Water can also be an ideal means of transporting microorganisms from one place to another. For example, the water that is carried in the hulls of ships to stabilize the vessels during their ocean voyages is now known to be a means of transporting microorganisms around the globe. One of these organisms, a bacterium called Vibrio cholerae, causes life threatening diarrhea in humans.
Drinking water is usually treated to minimize the risk of microbial contamination. The importance of drinking water treatment has been known for centuries. For example, in pre-Christian times the storage of drinking water in jugs made of metal was practiced. Now, the anti-bacterial effect of some metals is known. Similarly, the boiling of drinking water, as a means of protection of water has long been known.
Chemicals such as chlorine or chlorine derivatives has been a popular means of killing bacteria such as Escherichia coli in water since the early decades of the twentieth century. Other bacteria-killing treatments that are increasingly becoming popular include the use of a gas called ozone and the disabling of the microbe's genetic material by the use of ultraviolet light. Microbes can also be physically excluded form the water by passing the water through a filter. Modern filters have holes in them that are so tiny that even particles as miniscule as viruses can be trapped.
An important aspect of water microbiology, particularly for drinking water, is the testing of the water to ensure that it is safe to drink. Water quality testing can de done in several ways. One popular test measures the turbidity of the water. Turbidity gives an indication of the amount of suspended material in the water. Typically, if material such as soil is present in the water then microorganisms will also be present. The presence of particles even as small as bacteria and viruses can decrease the clarity of the water. Turbidity is a quick way of indicating if water quality is deteriorating, and so if action should be taken to correct the water problem.
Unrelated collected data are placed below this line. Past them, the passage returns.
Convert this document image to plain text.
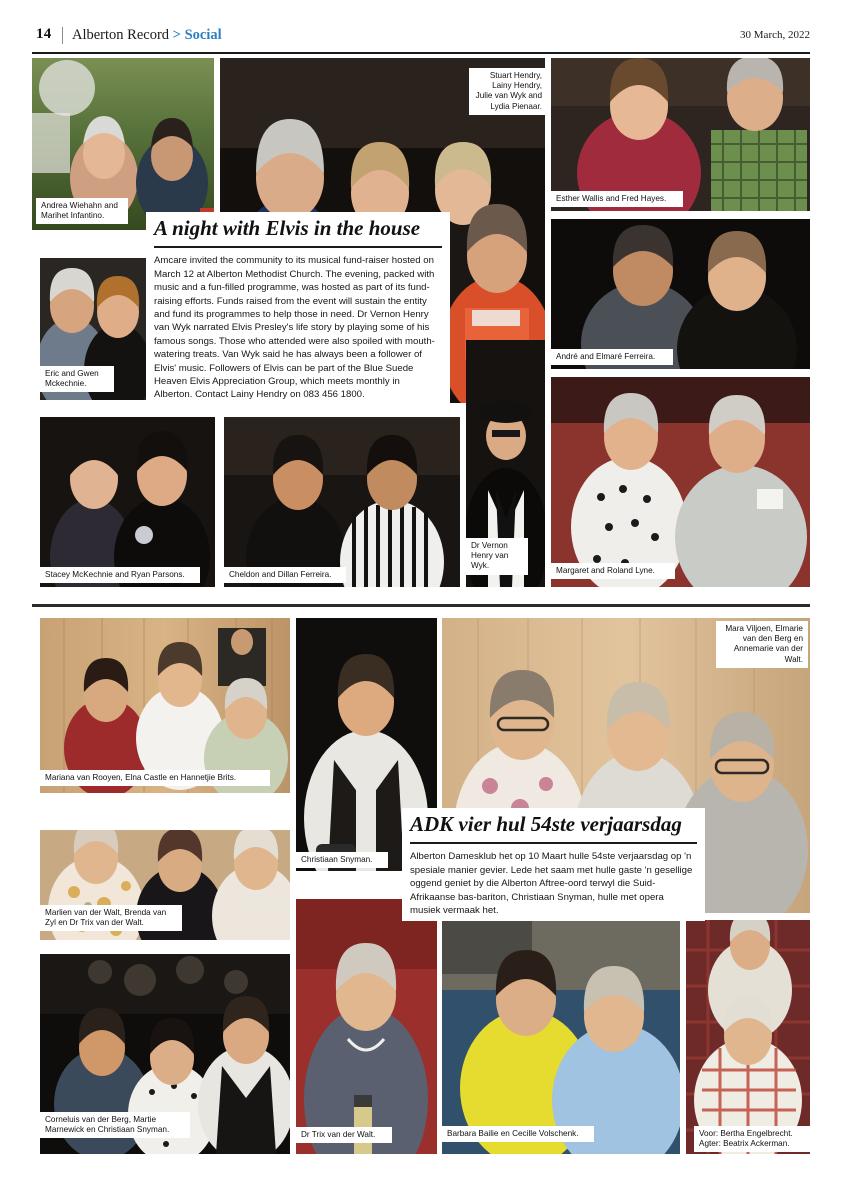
14 Alberton Record > Social	30 March, 2022
Andrea Wiehahn and Marihet Infantino.
Stuart Hendry, Lainy Hendry, Julie van Wyk and Lydia Pienaar.
Esther Wallis and Fred Hayes.
André and Elmaré Ferreira.
Eric and Gwen Mckechnie.
A night with Elvis in the house
Amcare invited the community to its musical fund-raiser hosted on March 12 at Alberton Methodist Church. The evening, packed with music and a fun-filled programme, was hosted as part of its fund-raising efforts. Funds raised from the event will sustain the entity and fund its programmes to help those in need. Dr Vernon Henry van Wyk narrated Elvis Presley's life story by playing some of his famous songs. Those who attended were also spoiled with mouth-watering treats. Van Wyk said he has always been a follower of Elvis' music. Followers of Elvis can be part of the Blue Suede Heaven Elvis Appreciation Group, which meets monthly in Alberton. Contact Lainy Hendry on 083 456 1800.
Stacey McKechnie and Ryan Parsons.	Cheldon and Dillan Ferreira.
Dr Vernon Henry van Wyk.
Margaret and Roland Lyne.
Mariana van Rooyen, Elna Castle en Hannetjie Brits.
Christiaan Snyman.
Mara Viljoen, Elmarie van den Berg en Annemarie van der Walt.
ADK vier hul 54ste verjaarsdag
Alberton Damesklub het op 10 Maart hulle 54ste verjaarsdag op 'n spesiale manier gevier. Lede het saam met hulle gaste 'n gesellige oggend geniet by die Alberton Aftree-oord terwyl die Suid-Afrikaanse bas-bariton, Christiaan Snyman, hulle met opera musiek vermaak het.
Marlien van der Walt, Brenda van Zyl en Dr Trix van der Walt.
Corneluis van der Berg, Martie Marnewick en Christiaan Snyman.
Dr Trix van der Walt.	Barbara Bailie en Cecille Volschenk.	Voor: Bertha Engelbrecht. Agter: Beatrix Ackerman.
In many countries, water microbiology is also the subject of legislation. Regulations specify how often water sources are sampled, how the sampling is done, how the analysis will be performed, what microbes are detected, and the acceptable limits for the target microorganisms in the water sample. Testing for microbes that cause disease (i.e., Salmonella typhymurium and Vibrio cholerae) can be expensive and, if the bacteria are present in low numbers, they may escape detection. Instead, other more numerous bacteria provide an indication of fecal pollution of the water. Escherichia coli has been used as an indicator of fecal pollution for decades. The bacterium is present in the intestinal tract in huge numbers, and is more numerous than the disease-causing bacteria and viruses. The chances of detecting Escherichia coli is better than detecting the actual disease causing microorganisms. Escherichia coli also had the advantage of not being capable of growing and reproducing in the water (except in the warm and food-laden waters of tropical countries). Thus, the presence of the bacterium in water is indicative of recent fecal pollution. Finally, Escherichia coli can be detected easily and inexpensively.